In which our heroine is disrobed and probed, gives birth and rents her body to strangers.


Cleo awoke, sweating and confused. Where was she? She had been taken to the poor person’s hospital – otherwise known as the Sacred Sepulcher of the Unforgettable Foreskin, sponsored by Chip Caravan, The World's Favorite Chip!™

Dead bodies, in varying states of decomposition, were piled nine feet high against the walls on both sides of her. But Cleo did not mind, because at least it was warm.

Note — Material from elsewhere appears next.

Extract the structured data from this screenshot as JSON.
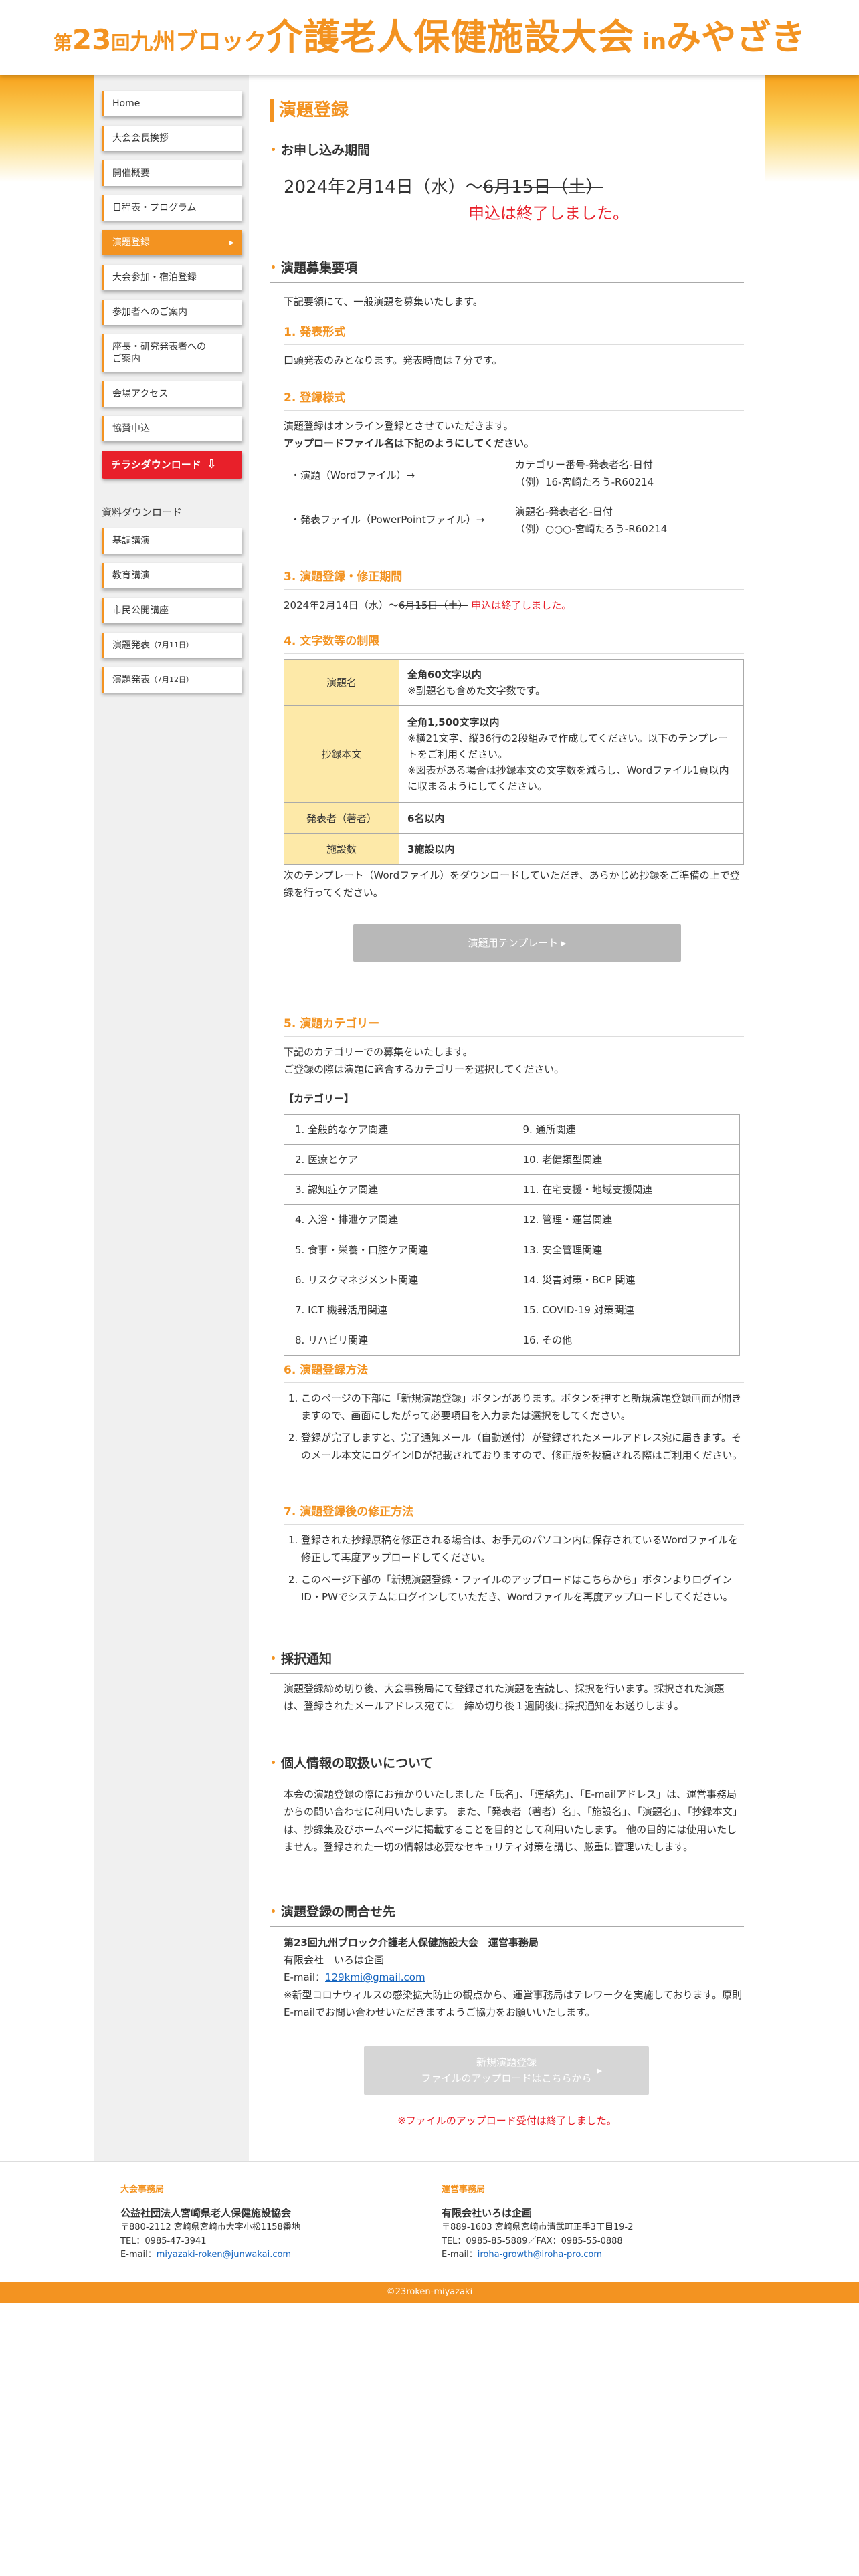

The troupe of student doctors, led by the Reverend Dr. Pezold Pffyl-Ploid Pieter Pffyl Pleen, entered to evaluate the patients. They had been told in advance that the unidentified blond was a special case, for multiple reasons. The crowd of doctors huddled around Cleo.

"Please disrobeth and spreadeth your legs, my dear," said the Reverend Dr. Pleen, who had a huge and heavily veined red nose from his years of drinking and homosexuality, which had formally ended for the fourteenth time last Thursday.

"Disrobeth?" asked Cleo.

"Yes, my dear," the Reverend Dr. Pleen responded firmly. "And spreadeth of your legseth, my sweet. An accurate diagnosis ith most crucial at this stage. It ith of the utmosteth urgency, my dovish darling."

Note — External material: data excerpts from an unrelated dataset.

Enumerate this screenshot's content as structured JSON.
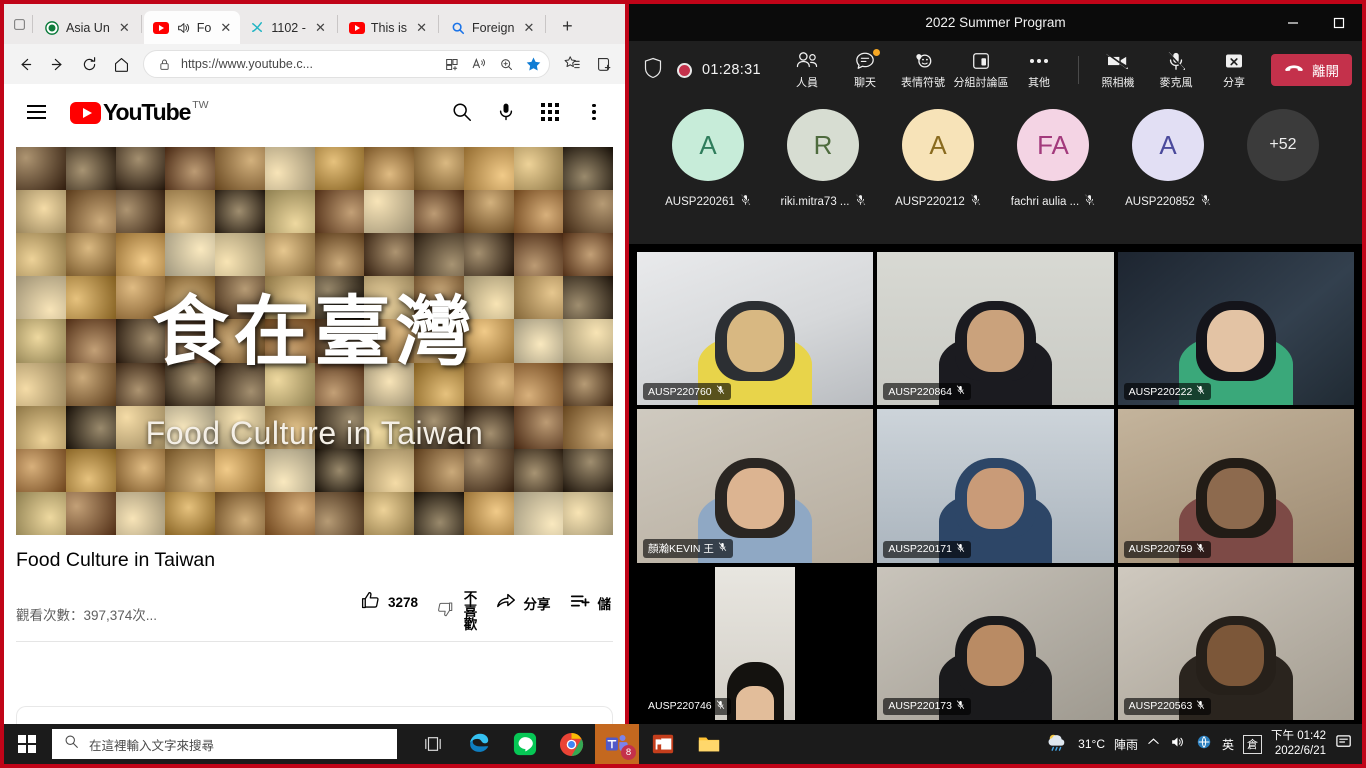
{
  "browser": {
    "tabs": [
      {
        "title": "Asia Un",
        "favicon": "asia-university-icon",
        "active": false
      },
      {
        "title": "Fo",
        "favicon": "youtube-icon",
        "active": true,
        "audio": true
      },
      {
        "title": "1102 -",
        "favicon": "canva-icon",
        "active": false
      },
      {
        "title": "This is",
        "favicon": "youtube-icon",
        "active": false
      },
      {
        "title": "Foreign",
        "favicon": "search-icon",
        "active": false
      }
    ],
    "new_tab_label": "+",
    "address": {
      "url": "https://www.youtube.c...",
      "lock_icon": "lock-icon"
    },
    "nav_icons": [
      "back-icon",
      "forward-icon",
      "refresh-icon",
      "home-icon"
    ],
    "omnibox_icons": [
      "split-screen-icon",
      "read-aloud-icon",
      "zoom-icon",
      "favorite-star-icon"
    ],
    "toolbar_icons": [
      "favorites-list-icon",
      "collections-icon"
    ],
    "accent_star_color": "#0f7cd4"
  },
  "youtube": {
    "logo_text": "YouTube",
    "country_code": "TW",
    "header_icons": [
      "search-icon",
      "microphone-icon",
      "apps-grid-icon",
      "more-vertical-icon"
    ],
    "video": {
      "overlay_title_cn": "食在臺灣",
      "overlay_title_en": "Food Culture in Taiwan"
    },
    "title": "Food Culture in Taiwan",
    "views": "觀看次數：397,374次...",
    "actions": {
      "like_count": "3278",
      "dislike_label": "不喜歡",
      "share_label": "分享",
      "save_label": "儲"
    }
  },
  "teams": {
    "window_title": "2022 Summer Program",
    "window_buttons": [
      "minimize-button",
      "maximize-button"
    ],
    "toolbar": {
      "timer": "01:28:31",
      "shield_icon": "shield-icon",
      "record_icon": "record-icon",
      "items": [
        {
          "label": "人員",
          "icon": "people-icon",
          "badge": false
        },
        {
          "label": "聊天",
          "icon": "chat-icon",
          "badge": true
        },
        {
          "label": "表情符號",
          "icon": "reactions-icon",
          "badge": false
        },
        {
          "label": "分組討論區",
          "icon": "breakout-rooms-icon",
          "badge": false
        },
        {
          "label": "其他",
          "icon": "more-horizontal-icon",
          "badge": false
        }
      ],
      "media": [
        {
          "label": "照相機",
          "icon": "camera-off-icon"
        },
        {
          "label": "麥克風",
          "icon": "microphone-off-icon"
        },
        {
          "label": "分享",
          "icon": "share-screen-icon"
        }
      ],
      "leave_label": "離開",
      "leave_color": "#c4314b"
    },
    "roster": [
      {
        "initials": "A",
        "name": "AUSP220261",
        "bg": "#c7ecd9",
        "fg": "#2f7d5c",
        "muted": true
      },
      {
        "initials": "R",
        "name": "riki.mitra73 ...",
        "bg": "#d7ddd2",
        "fg": "#4e6b3e",
        "muted": true
      },
      {
        "initials": "A",
        "name": "AUSP220212",
        "bg": "#f7e3b8",
        "fg": "#8a6b1f",
        "muted": true
      },
      {
        "initials": "FA",
        "name": "fachri aulia ...",
        "bg": "#f4d4e4",
        "fg": "#a33a7c",
        "muted": true
      },
      {
        "initials": "A",
        "name": "AUSP220852",
        "bg": "#e2dff4",
        "fg": "#4b4a9c",
        "muted": true
      }
    ],
    "roster_overflow": "+52",
    "tiles": [
      {
        "name": "AUSP220760",
        "muted": true
      },
      {
        "name": "AUSP220864",
        "muted": true
      },
      {
        "name": "AUSP220222",
        "muted": true
      },
      {
        "name": "顏瀚KEVIN 王",
        "muted": true
      },
      {
        "name": "AUSP220171",
        "muted": true
      },
      {
        "name": "AUSP220759",
        "muted": true
      },
      {
        "name": "AUSP220746",
        "muted": true
      },
      {
        "name": "AUSP220173",
        "muted": true
      },
      {
        "name": "AUSP220563",
        "muted": true
      }
    ]
  },
  "taskbar": {
    "start_icon": "windows-start-icon",
    "search_placeholder": "在這裡輸入文字來搜尋",
    "search_icon": "search-icon",
    "apps": [
      {
        "name": "task-view-icon",
        "active": false
      },
      {
        "name": "edge-icon",
        "active": false
      },
      {
        "name": "line-icon",
        "active": false
      },
      {
        "name": "chrome-icon",
        "active": false
      },
      {
        "name": "teams-icon",
        "active": true,
        "badge": "8"
      },
      {
        "name": "powerpoint-icon",
        "active": false
      },
      {
        "name": "file-explorer-icon",
        "active": false
      }
    ],
    "tray": {
      "weather_icon": "weather-rain-icon",
      "temperature": "31°C",
      "weather_text": "陣雨",
      "chevron_icon": "chevron-up-icon",
      "volume_icon": "volume-icon",
      "network_icon": "network-icon",
      "ime_lang": "英",
      "ime_mode": "倉",
      "time": "下午 01:42",
      "date": "2022/6/21",
      "notification_icon": "notifications-icon"
    }
  }
}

Cleo slipped of out the canvas sack.

"Now then, we shall begin with the questionnaire," said Reverend Dr. Pleen. "Are you or have you ever been married? Do you haveth a boyfriend? Are you simultaneously married while havingeth extra additional sexual relations on the side with a male member?"

"N-n-n-n-n-n-no!" said Cleo. "Relations? Never!"

"Very well. Are you bisexual, my dear? By that I meaneth, have you ever positioned your tongue between another female’s legs, child or adulteth? Clarity is of utmost importance here, my deareth. Do not holdeth backeth. We muth attain every detail for an accurate prescription."


"Do you or have you ever engaged in anal intercourseth, my lovely? With males or females, child, teenager or adult? Your answer ith most crucialeth, my dear. Without a complete and honesteth reply, we will be unable to determineth an adequate course of healingeth…"


"I see," said the Reverend Dr. Pleen. He turned to his students. "An anal inspection will be necessary, unfortunatelyeth. Please marketh on your chartseth, gentlemen."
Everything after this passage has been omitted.